Le Gouvernement a décidé d’engager une réforme. Depuis quelque temps, de fortes rumeurs, des craintes et des inquiétudes circulent. Quelles sont précisément vos intentions, vos réflexions, les pistes et les orientations retenues ?
M. Le Maire a déclaré un certain nombre de choses. Cette taxe sera-t-elle désormais appliquée à toutes les importations, et non uniquement aux importations de produits ayant des concurrents locaux ? Avez-vous l’intention de remplacer cette taxe gérée par les régions et les communes par une TVA recentralisée ? Comptez-vous lever le secret fiscal datant des années 1950, qui engage la responsabilité pénale des présidents de région ? J’en avais caressé l’idée lorsque j’étais ministre des outre-mer, mais les présidents de région y avaient renoncé…
Avez-vous l’intention, pour compenser l’éventuelle perte de recette des collectivités, de taxer les services, ce qui serait contraire à la philosophie et à la nature même de l’octroi de mer, puisque ces services ne sont pas délocalisables ?
Mme la présidente. La parole est à M. le ministre délégué.
M. Thomas Cazenave, ministre délégué auprès du ministre de l’économie, des finances et de la souveraineté industrielle et numérique, chargé des comptes publics. Monsieur le sénateur, comme vous le savez, le comité interministériel des outre-mer (Ciom) du mois de juillet dernier a notamment décidé d’ouvrir le chantier de la réforme de l’octroi de mer, avec une garantie exprimée de manière très claire : les ressources des collectivités territoriales ne seront pas affectées. Votre question me permet donc – du moins, je le souhaite – de tordre le cou aux rumeurs.
Vous me demandez si l’État compensera les pertes de recettes. Je le redis, et c’est l’engagement qui a été pris lors de ce comité interministériel, il n’y aura pas de pertes de recettes.

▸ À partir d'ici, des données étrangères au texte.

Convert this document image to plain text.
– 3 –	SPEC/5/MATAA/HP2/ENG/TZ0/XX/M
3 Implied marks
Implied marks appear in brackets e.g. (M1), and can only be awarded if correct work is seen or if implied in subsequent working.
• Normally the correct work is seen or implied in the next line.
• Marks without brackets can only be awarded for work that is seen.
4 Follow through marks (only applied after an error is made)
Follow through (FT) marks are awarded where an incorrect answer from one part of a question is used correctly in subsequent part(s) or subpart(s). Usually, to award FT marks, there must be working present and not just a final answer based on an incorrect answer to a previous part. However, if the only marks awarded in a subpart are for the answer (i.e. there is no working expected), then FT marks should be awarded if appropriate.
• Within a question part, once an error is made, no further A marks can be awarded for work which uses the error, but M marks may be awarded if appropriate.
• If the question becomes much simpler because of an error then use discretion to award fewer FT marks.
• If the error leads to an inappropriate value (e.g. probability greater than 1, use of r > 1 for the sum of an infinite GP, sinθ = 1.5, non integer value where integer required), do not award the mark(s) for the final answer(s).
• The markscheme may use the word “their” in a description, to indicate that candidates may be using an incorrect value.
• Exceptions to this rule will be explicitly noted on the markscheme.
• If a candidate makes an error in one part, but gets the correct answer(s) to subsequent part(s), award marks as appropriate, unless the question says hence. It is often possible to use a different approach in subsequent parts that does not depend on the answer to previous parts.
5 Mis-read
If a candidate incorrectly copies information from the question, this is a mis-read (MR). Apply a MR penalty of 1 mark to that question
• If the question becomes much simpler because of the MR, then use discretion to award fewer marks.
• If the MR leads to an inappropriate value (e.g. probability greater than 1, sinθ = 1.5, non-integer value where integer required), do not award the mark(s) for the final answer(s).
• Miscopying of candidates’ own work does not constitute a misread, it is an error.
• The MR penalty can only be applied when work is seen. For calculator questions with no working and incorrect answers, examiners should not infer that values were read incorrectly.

Philippe Vigier, ministre délégué chargé des outre-mer, ouvrira ce jeudi la concertation. Chacun pourra naturellement exprimer sa position. Nous n’en sommes qu’au début de ce processus et nous n’avons pas défini à l’avance le point d’atterrissage de cette refonte. Mais, je le redis, nous avons apporté une garantie en amont de la réflexion : il n’y aura pas de perte de recettes pour les collectivités territoriales.

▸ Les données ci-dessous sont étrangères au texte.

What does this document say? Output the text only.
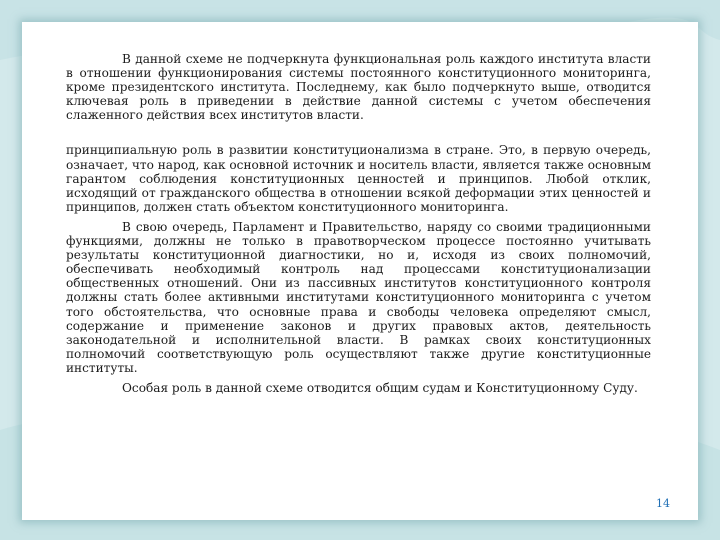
В данной схеме не подчеркнута функциональная роль каждого института власти в отношении функционирования системы постоянного конституционного мониторинга, кроме президентского института. Последнему, как было подчеркнуто выше, отводится ключевая роль в приведении в действие данной системы с учетом обеспечения слаженного действия всех институтов власти.

принципиальную роль в развитии конституционализма в стране. Это, в первую очередь, означает, что народ, как основной источник и носитель власти, является также основным гарантом соблюдения конституционных ценностей и принципов. Любой отклик, исходящий от гражданского общества в отношении всякой деформации этих ценностей и принципов, должен стать объектом конституционного мониторинга.

В свою очередь, Парламент и Правительство, наряду со своими традиционными функциями, должны не только в правотворческом процессе постоянно учитывать результаты конституционной диагностики, но и, исходя из своих полномочий, обеспечивать необходимый контроль над процессами конституционализации общественных отношений. Они из пассивных институтов конституционного контроля должны стать более активными институтами конституционного мониторинга с учетом того обстоятельства, что основные права и свободы человека определяют смысл, содержание и применение законов и других правовых актов, деятельность законодательной и исполнительной власти. В рамках своих конституционных полномочий соответствующую роль осуществляют также другие конституционные институты.

Особая роль в данной схеме отводится общим судам и Конституционному Суду.

14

Mme la présidente. La parole est à M. Jean-Claude Anglars. (Applaudissements sur les travées du groupe Les Républicains.)
M. Jean-Claude Anglars. Madame la présidente, monsieur le ministre, mes chers collègues, la Cour des comptes a montré le 24 octobre dernier, dans son deuxième fascicule sur les finances publiques locales, que la situation financière des collectivités est moins favorable en 2023 que l’année précédente.

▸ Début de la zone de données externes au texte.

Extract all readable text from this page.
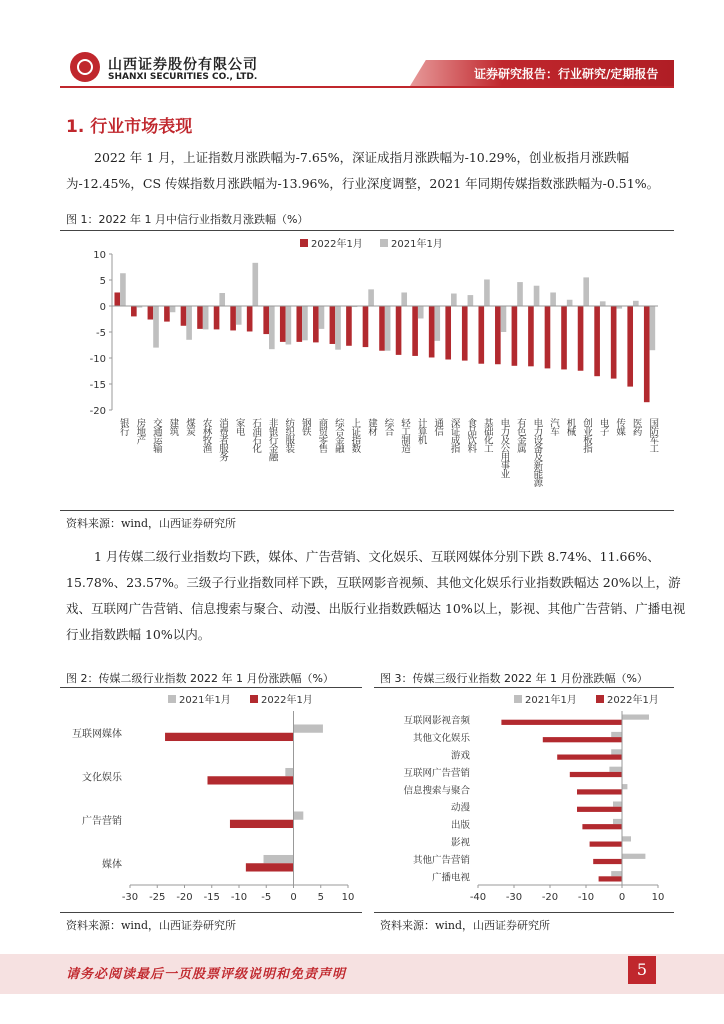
山西证券股份有限公司
SHANXI SECURITIES CO., LTD.	证券研究报告：行业研究/定期报告
1. 行业市场表现
2022 年 1 月，上证指数月涨跌幅为-7.65%，深证成指月涨跌幅为-10.29%，创业板指月涨跌幅为-12.45%，CS 传媒指数月涨跌幅为-13.96%，行业深度调整，2021 年同期传媒指数涨跌幅为-0.51%。
图 1：2022 年 1 月中信行业指数月涨跌幅（%）
2022年1月	2021年1月
10
5
0
-5
-10
-15
-20
银行 房地产 交通运输 建筑 煤炭 农林牧渔 消费者服务 家电 石油石化 非银行金融 纺织服装 钢铁 商贸零售 综合金融 上证指数 建材 综合 轻工制造 计算机 通信 深证成指 食品饮料 基础化工 电力及公用事业 有色金属 电力设备及新能源 汽车 机械 创业板指 电子 传媒 医药 国防军工
资料来源：wind，山西证券研究所
1 月传媒二级行业指数均下跌，媒体、广告营销、文化娱乐、互联网媒体分别下跌 8.74%、11.66%、15.78%、23.57%。三级子行业指数同样下跌，互联网影音视频、其他文化娱乐行业指数跌幅达 20%以上，游戏、互联网广告营销、信息搜索与聚合、动漫、出版行业指数跌幅达 10%以上，影视、其他广告营销、广播电视行业指数跌幅 10%以内。
图 2：传媒二级行业指数 2022 年 1 月份涨跌幅（%）
2021年1月	2022年1月
-30 -25 -20 -15 -10 -5 0 5 10
互联网媒体
文化娱乐
广告营销
媒体
资料来源：wind，山西证券研究所
图 3：传媒三级行业指数 2022 年 1 月份涨跌幅（%）
2021年1月	2022年1月
-40 -30 -20 -10 0	10
互联网影视音频
其他文化娱乐
游戏
互联网广告营销
信息搜索与聚合
动漫
出版
影视
其他广告营销
广播电视
资料来源：wind，山西证券研究所
请务必阅读最后一页股票评级说明和免责声明	5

Pourquoi cela ? En raison du contexte économique inflationniste, mais aussi des choix récents du Gouvernement, particulièrement la suppression de la taxe d’habitation sur les résidences principales et de la CVAE, qui n’a pas été suffisamment compensée et dont il résulte la perte de plus de 1 milliard d’euros pour les collectivités.
Ma question porte donc sur l’autonomie financière des collectivités, un sujet cher aux élus, en particulier aux maires, dont le congrès se déroule cette semaine.
Par exemple, pour les communes, le coefficient correcteur, censé compenser le transfert de la taxe foncière des départements aux communes, sanctionne les communes rurales, qui en moyenne reversent plus d’argent que les communes les plus urbaines. Cette compensation est difficilement acceptable par les maires.
Il est nécessaire de renforcer l’autonomie financière des collectivités, qui a un statut constitutionnel depuis 2003 ; Jean-Raymond Hugonet l’a rappelé.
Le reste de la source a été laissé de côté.